Once Eliyas dashed inside and noticed me, it didn't take him not even a split second before he snatched me from my coworker's arms, carried me between his arms like a wheat powder bag and started to issue one order after another to his surrounding."Drag her IV carefully".. "Clear the way" .. "Call an ambulance"
Feeling his strength, and being surrounded with his familiar yet strange warmth my heart had already started to calm.It is indeed unexplainable and out of the ordinary how certain people in our lives still bring us comfort no matter how we try to deny their importance and push them away from us.
It is exactly this way between me and my ex husband, and it always has been like this..
few months after our marriage i somehow came to realise that whenever i was facing problems i would unconsciously go cuddle to that man's side like a hurt kitten although i never complained to him about any of my difficult times, i'd squeeze my self under his arm and he would just encircle me and accept my strange behavior, never asking any question.
and i started to notice that man too often came to me for no particular reason.. Put his head in my lap and put my hand above his head akin asking me to softly tap on it.. And coincidentally i'd find out later that in those certain days he had trouble in work which i never asked about and he never mentioned.
We had mountains of pride between us when we were together.. Yet we only found comfort in one another in our bad times.
Such comfort.. Not even a separation would take it away.
After Eliyas put me carefully on the bed i finally started to gain back my consciousness fully, although the doctor tried to intervene and check on me yet Eliyas refused to move and made his job very difficult standing so close by my side.. It was for this reason that the first thing i noticed when i became wide awake was naturally Eliyas's face, looking rather sour and very troubled.
I somehow understand him, usually the one can read approximately the state of a patient based on his looks, but in my case i'd look on my death bed be it in a serious situation or for a sting of a bee.
I consulted so many psychologists along my life.. But ever since my miscarriage it seemed like my phobia only worsened. So i only try to cope with it for the time being.
I looked at Eliyas and said:
_"i'm fine, no need for an ambulance"
After that I addressed the administrative group who followed Eliyas inside the room as well saying:
_"sorry for causing you trouble.. You can continue your work, i'm fine"

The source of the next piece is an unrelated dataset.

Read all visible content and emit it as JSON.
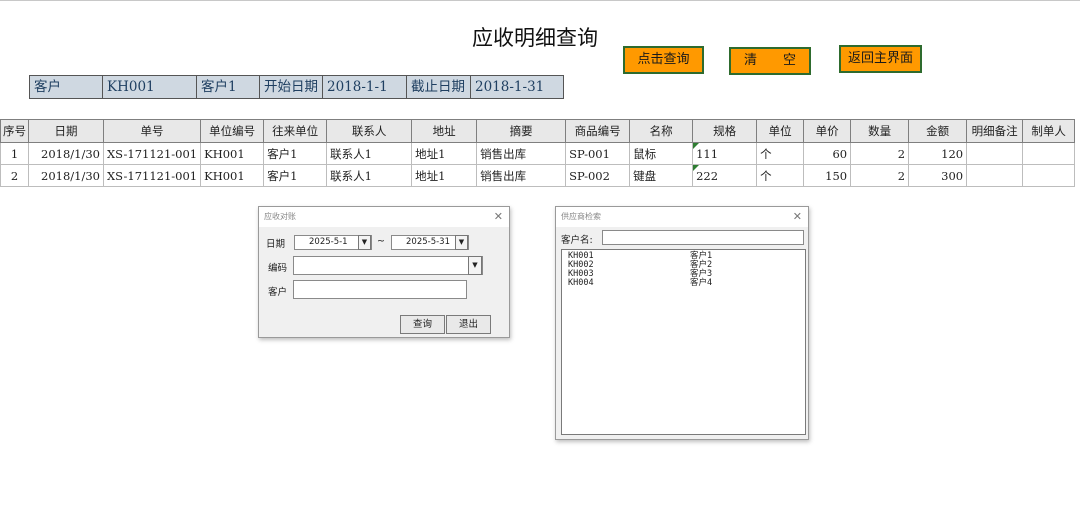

_"what happened?" Eliyas asked in a rather harsh tone.
It wasn't the kind of tone you'd expect from the person who had just helped carrying you to comfort, but more like the tone of a detective who is investigating about a crime scene in which you are the number one suspect.

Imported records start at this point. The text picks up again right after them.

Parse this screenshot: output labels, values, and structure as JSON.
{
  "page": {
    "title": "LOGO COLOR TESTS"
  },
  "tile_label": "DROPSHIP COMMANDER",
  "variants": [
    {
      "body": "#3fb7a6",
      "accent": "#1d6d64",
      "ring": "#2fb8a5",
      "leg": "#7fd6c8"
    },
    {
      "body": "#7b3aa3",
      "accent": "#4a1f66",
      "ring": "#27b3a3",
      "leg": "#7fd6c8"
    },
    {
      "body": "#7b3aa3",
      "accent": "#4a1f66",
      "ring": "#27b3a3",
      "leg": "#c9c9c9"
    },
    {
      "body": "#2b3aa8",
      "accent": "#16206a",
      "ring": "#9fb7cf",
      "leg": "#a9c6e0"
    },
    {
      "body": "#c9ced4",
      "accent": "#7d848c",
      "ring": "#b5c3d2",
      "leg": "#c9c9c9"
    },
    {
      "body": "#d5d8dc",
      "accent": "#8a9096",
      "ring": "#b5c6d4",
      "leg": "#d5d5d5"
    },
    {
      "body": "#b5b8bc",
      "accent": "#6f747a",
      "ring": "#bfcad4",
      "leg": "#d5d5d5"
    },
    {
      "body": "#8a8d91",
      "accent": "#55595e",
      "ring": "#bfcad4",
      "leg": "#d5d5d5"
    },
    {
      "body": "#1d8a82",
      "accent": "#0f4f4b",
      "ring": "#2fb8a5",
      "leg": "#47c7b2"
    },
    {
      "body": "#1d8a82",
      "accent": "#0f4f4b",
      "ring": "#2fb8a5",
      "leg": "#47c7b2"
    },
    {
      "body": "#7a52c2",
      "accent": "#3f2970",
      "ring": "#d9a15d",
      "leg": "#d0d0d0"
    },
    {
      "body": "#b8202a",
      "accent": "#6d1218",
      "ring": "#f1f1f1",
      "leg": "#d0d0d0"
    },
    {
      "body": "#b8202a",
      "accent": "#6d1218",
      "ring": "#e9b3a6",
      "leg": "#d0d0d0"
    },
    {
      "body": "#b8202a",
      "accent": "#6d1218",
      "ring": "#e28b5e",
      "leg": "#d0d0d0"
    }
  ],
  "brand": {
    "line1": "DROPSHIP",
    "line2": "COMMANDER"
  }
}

Needless to say it, all the comfort i had initially unintentionally felt had dissipated.
I replied as if it was not a matter that needed a question:
_"i'm here to receive treatment for headache and fatigue"
_" i know that already, what happened after that?"
He asked in an angry way again.
He knew that already?I looked at him skeptically.. Is it possible that he was there in the clinic because of me?
But i didn't have the time to justify nor think of his reasons for being there, because another realization had hit me. Eliyas was not only looking at me in the middle of his sudden investigation session .. But he was as well digging holes and aiming arrows at the poor innocent young employee who had accompanied me.